BREAKING: Waters off Neah Bay will reopen June 20 just in time for the all-coastal chinook fishery, and the entire coast opens for halibut on Aug. 6 Leave a reply
Just got word that the northern coast off Neah Bay (Marine Catch Area 4) will reopen for fishing on June 20 just in time for the chinook fishing season that begins June 20-28 off the entire coast from Neah south to Ilwaco.
The Makah Reservation including the marinas and all services remains closed to visitors. Neah Bay on the Makah Reservation is the direct boat access to Marine Area 4, and due to the closure anglers will need to access the waters from Sekiu or other access points. The Quileute Reservation at La Push also remains closed to the public.
“Anglers fishing in Marine Area 4 but returning to other coastal ports will need to make sure that they’re sticking to limits and following the rules for that area,” said Larry Phillips, coastal region director with WDFW. “That means they can’t get their limit in Marine Area 4, then head over to Marine Area 5 and continue fishing. These rules are necessary to respect local communities’ wishes and help keep people safe, while also supporting conservation and management objectives.”
During the coastal chinook fishery there will be a one salmon daily limit and release coho. Salmon fishing for chinook and hatchery coho will then be open daily beginning June 29 through Sept. 30 or until the sub-quota is achieved at Ilwaco, La Push and Neah Bay. Westport will be open June 29 through Sept. 30 – salmon fishing will be allowed Sundays to Thursdays only – or until the sub-quota is achieved. The coast is also open for bottomfish such as lingcod and rockfish except for halibut.
At Neah Bay (Area 4) the sport quota is 2,760 hatchery-marked coho and 5,600 chinook; La Push (3) is 690 hatchery-marked coho and 1,300 chinook; Westport (2) is 9,800 hatchery-marked coho and 12,460 chinook; and Ilwaco (1) is 13,250 hatchery-marked coho and 7,000 chinook.
A good gauge for anglers to keep tabs on is non-tribal commercial troll fishery, which began on May 6 (with a 13,820 catch quota) and has been fairly slow through this week due to weather issues.

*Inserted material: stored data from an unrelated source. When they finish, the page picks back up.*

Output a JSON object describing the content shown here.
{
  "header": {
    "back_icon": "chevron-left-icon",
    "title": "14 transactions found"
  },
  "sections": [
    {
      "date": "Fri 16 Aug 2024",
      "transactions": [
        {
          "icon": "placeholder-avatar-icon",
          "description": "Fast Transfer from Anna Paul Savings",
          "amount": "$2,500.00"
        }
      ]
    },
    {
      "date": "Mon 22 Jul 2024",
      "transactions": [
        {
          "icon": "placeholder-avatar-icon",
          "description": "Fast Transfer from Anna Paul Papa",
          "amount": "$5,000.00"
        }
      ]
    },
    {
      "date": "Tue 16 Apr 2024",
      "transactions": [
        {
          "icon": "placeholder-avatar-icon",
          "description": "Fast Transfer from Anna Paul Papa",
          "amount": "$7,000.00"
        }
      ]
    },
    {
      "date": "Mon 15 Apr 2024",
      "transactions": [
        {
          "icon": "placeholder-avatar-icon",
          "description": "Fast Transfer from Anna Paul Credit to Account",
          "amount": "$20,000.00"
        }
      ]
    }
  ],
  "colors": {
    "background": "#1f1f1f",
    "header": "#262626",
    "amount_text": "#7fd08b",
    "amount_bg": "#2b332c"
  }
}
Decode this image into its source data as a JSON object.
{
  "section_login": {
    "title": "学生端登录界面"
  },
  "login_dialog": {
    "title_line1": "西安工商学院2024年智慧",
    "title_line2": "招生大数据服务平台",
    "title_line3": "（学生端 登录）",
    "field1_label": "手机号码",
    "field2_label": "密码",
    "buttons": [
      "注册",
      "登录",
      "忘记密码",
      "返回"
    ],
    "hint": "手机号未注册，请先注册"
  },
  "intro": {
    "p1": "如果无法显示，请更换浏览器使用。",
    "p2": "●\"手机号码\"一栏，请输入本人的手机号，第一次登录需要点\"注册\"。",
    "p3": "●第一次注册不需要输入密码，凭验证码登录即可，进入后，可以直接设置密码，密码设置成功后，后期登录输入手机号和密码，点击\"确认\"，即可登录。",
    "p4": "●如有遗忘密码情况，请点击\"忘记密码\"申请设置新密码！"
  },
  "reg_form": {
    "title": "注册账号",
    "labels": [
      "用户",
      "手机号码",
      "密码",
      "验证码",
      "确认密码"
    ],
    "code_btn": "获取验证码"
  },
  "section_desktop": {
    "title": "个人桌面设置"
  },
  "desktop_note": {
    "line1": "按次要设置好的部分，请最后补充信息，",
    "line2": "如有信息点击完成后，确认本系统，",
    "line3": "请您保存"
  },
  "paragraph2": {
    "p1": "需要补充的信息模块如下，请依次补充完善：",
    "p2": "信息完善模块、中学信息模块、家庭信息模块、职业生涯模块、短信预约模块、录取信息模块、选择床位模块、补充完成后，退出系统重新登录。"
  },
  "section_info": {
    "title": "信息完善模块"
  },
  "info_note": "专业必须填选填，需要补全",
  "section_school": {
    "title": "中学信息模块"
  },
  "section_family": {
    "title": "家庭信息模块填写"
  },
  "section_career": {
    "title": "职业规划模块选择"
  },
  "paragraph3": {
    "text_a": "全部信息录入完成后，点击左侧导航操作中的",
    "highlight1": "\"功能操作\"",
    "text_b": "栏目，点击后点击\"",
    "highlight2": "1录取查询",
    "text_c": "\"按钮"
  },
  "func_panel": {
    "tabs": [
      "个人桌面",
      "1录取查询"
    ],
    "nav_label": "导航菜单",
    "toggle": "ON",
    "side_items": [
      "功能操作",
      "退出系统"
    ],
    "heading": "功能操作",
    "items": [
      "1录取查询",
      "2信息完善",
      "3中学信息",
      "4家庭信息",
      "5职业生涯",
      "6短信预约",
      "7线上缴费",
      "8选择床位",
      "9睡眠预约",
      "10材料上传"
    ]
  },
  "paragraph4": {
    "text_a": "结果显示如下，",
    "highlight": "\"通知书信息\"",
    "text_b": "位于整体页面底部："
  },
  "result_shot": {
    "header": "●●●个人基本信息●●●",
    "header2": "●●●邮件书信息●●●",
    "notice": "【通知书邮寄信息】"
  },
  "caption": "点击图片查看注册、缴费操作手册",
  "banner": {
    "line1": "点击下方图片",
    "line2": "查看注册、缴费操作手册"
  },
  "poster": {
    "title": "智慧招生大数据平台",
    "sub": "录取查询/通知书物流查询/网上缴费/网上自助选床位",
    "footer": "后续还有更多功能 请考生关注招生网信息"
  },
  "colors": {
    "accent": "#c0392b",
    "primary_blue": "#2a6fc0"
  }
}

“It was still really slow and six boats last week only caught 32 fish,” said Wendy Beeghly, the WDFW coastal salmon manager.
In all, 430,000 fall chinook are expected to return to the Columbia River in 2020 compared to a forecast of 340,400 and an actual return of 375,700 in 2019 and 365,600 and 290,900 in 2018.
The meat and potatoes are the upriver bright chinook of 233,400 (158,400 and 212,200 in 2019 and 200,100 and 149,000 in 2018). The lower river “tule” hatchery chinook (a driver for ocean salmon fisheries) is predicted at 51,000 (down from a forecast 54,500 but up from actual return of 48,900 in 2019 and 62,400 and 50,400 in 2018).
Anglers shouldn’t expect much for coho off the coast this summer as the forecast is 268,700 compared to a preseason forecast of 1,009,600 last year and an actual return of 408,100 in 2019 (forecast in 2018 was 349,000 and an actual larger return of 230,700).
The Columbia River early coho forecast is 130,700 (545,000 was forecast in 2019 and actual return was 191,400); late coho is 50,300 (360,600 and 106,100); and Oregon coast natural coho is 83,000 (76,100 and 107,600).
The coastal halibut fishery was also approved and fishing will begin Aug. 6 off Neah Bay, La Push, Westport and Ilwaco.
“While we realize August is still a ways out, we also want to be open with anglers who we know are eager to plan halibut trips this summer,” said Heather Hall, WDFW’s intergovernmental ocean policy coordinator. “We’ve worked hard to develop an approach that will help maximize anglers’ time on the water, bring that economic value back, and continue to keep everyone safe.”
Hall added that the delayed fishery may benefit halibut anglers and their families since ocean conditions should be better in August than when the fishery usually opens in May.
These dates are tentative and subject to change due to impacts from the ongoing COVID-19 pandemic in the state.
WDFW is proposing coastal halibut fishing for the following dates and areas:
North Coast (Marine Areas 3 and 4): Opens Thursday, Aug. 6. The fishery in this area will be open three days per week, Thursdays, Fridays, and Saturdays, Aug. 6 through Sept. 30 or until the quota is taken.
South Coast (Marine Areas 1 and 2): Open Thursday, Aug. 6. Then, beginning Aug. 13, open two days per week, Thursdays and Sundays, through Sept. 30 or until the quota is taken. If catch and effort is tracking slower than anticipated, additional days may be added. Proposed additional dates are Friday, Aug. 28; Friday, Sept. 4; and Friday, Sept. 11.